On December 16, 2016, FinCEN issued Notice 2016-1, extending the filing deadline for the Report of Foreign Bank and Financial Accounts, FinCEN Form 114 (FBAR), for certain individuals with signature or other authority over (but no financial interest in) employer-owned foreign financial accounts to April 15, 2018. FinCEN has provided similar extensions over the previous four years.[1] This new extension applies to reporters with signatory authority during the 2016 calendar year and to those individuals whose reporting deadline was extended under prior notices (such as certain employees or officers of investment advisers registered with the U.S. Securities and Exchange Commission (SEC) who have signature authority over, but no financial interest in, certain foreign financial accounts).[2] All other filers must still file by April 17, 2017 (with the option to apply for an automatic extension until October 15, 2017).
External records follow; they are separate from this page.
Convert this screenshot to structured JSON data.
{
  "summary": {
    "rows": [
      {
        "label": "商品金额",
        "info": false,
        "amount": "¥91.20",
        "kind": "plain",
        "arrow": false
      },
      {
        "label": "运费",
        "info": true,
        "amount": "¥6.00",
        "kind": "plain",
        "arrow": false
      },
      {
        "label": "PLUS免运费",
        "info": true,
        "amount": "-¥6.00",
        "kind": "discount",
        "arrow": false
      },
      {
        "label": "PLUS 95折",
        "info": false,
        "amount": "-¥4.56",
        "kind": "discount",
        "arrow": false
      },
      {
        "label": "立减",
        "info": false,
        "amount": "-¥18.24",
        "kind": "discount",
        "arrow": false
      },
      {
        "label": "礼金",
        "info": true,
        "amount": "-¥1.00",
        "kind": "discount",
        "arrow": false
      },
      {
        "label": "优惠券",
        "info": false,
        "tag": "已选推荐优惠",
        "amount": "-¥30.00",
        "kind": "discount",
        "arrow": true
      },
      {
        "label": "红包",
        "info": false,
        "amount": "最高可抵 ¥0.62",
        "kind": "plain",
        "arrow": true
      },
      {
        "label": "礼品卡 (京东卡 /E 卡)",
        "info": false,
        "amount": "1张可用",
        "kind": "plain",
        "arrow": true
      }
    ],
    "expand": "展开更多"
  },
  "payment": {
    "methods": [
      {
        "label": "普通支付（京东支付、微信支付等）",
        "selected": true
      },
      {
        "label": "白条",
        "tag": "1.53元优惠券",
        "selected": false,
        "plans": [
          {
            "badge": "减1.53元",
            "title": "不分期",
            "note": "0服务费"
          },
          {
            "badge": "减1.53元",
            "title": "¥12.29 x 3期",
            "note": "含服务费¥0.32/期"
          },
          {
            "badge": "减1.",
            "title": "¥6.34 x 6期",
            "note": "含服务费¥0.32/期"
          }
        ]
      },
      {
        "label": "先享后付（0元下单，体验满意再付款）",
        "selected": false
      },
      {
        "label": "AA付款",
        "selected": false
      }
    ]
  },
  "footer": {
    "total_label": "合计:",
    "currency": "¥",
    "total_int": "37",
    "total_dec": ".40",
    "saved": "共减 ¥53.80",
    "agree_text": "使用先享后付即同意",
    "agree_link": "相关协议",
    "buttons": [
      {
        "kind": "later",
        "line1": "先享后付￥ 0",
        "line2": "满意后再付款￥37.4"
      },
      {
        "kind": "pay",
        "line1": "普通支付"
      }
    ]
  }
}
As reported in our prior client alerts,[3] the FBAR must be filed by a U.S. person that holds a financial interest in, or signature or other authority over, a foreign financial account if the aggregate value of all such U.S. person's foreign financial accounts exceeds $10,000 at any time during the year. FBAR proposed regulations released in March 2016 and referenced by Notice 2016-1 would (i) expand and simplify the category of persons exempted from filing an FBAR who have signature or other authority over, but no financial interest in, a foreign financial account where another U.S. filer is filing an FBAR with respect to the same account, (ii) eliminate the special reporting rule for persons with signature or other authority over, or a financial interest in, 25 or more financial accounts that allows such persons to not disclose information with respect to such accounts that filers with fewer than 25 accounts are required to report, and (iii) for 2016 onward, align the due date for FBAR reporting with the due date for filing individual income tax returns. These FBAR proposed regulations will not take effect until and unless they are adopted in final form. Until such time, the existing procedures for FBAR filings remain in effect, subject to the extension provided in Notice 2016-1.

Potential filers should note that the scope of individuals covered by Notice 2016-1 is broader than that of the FBAR proposed regulations. As described above, the FBAR proposed regulations exempt certain persons with signature or other authority over, but no financial interest in, certain foreign financial accounts from filing an FBAR only if another U.S. filer is filing an FBAR with respect to the same account. Under Notice 2016-1, however, these individuals are not obligated to file an FBAR, regardless of whether another U.S. filer is filing an FBAR with respect to the same account. It is unclear whether the final regulations, when issued, will only excuse an individual with signature or other authority over, but no financial interest in, a foreign financial account where another U.S. filer is filing an FBAR with respect to the same account or will eliminate this requirement to qualify for the exception. As a result, since the Notice grants an extension only until 2018, employees of registered investment advisors with signature or other authority over, but no financial interest in, a non-U.S. account could have to file an FBAR if the FBAR proposed regulations are finalized in their current form.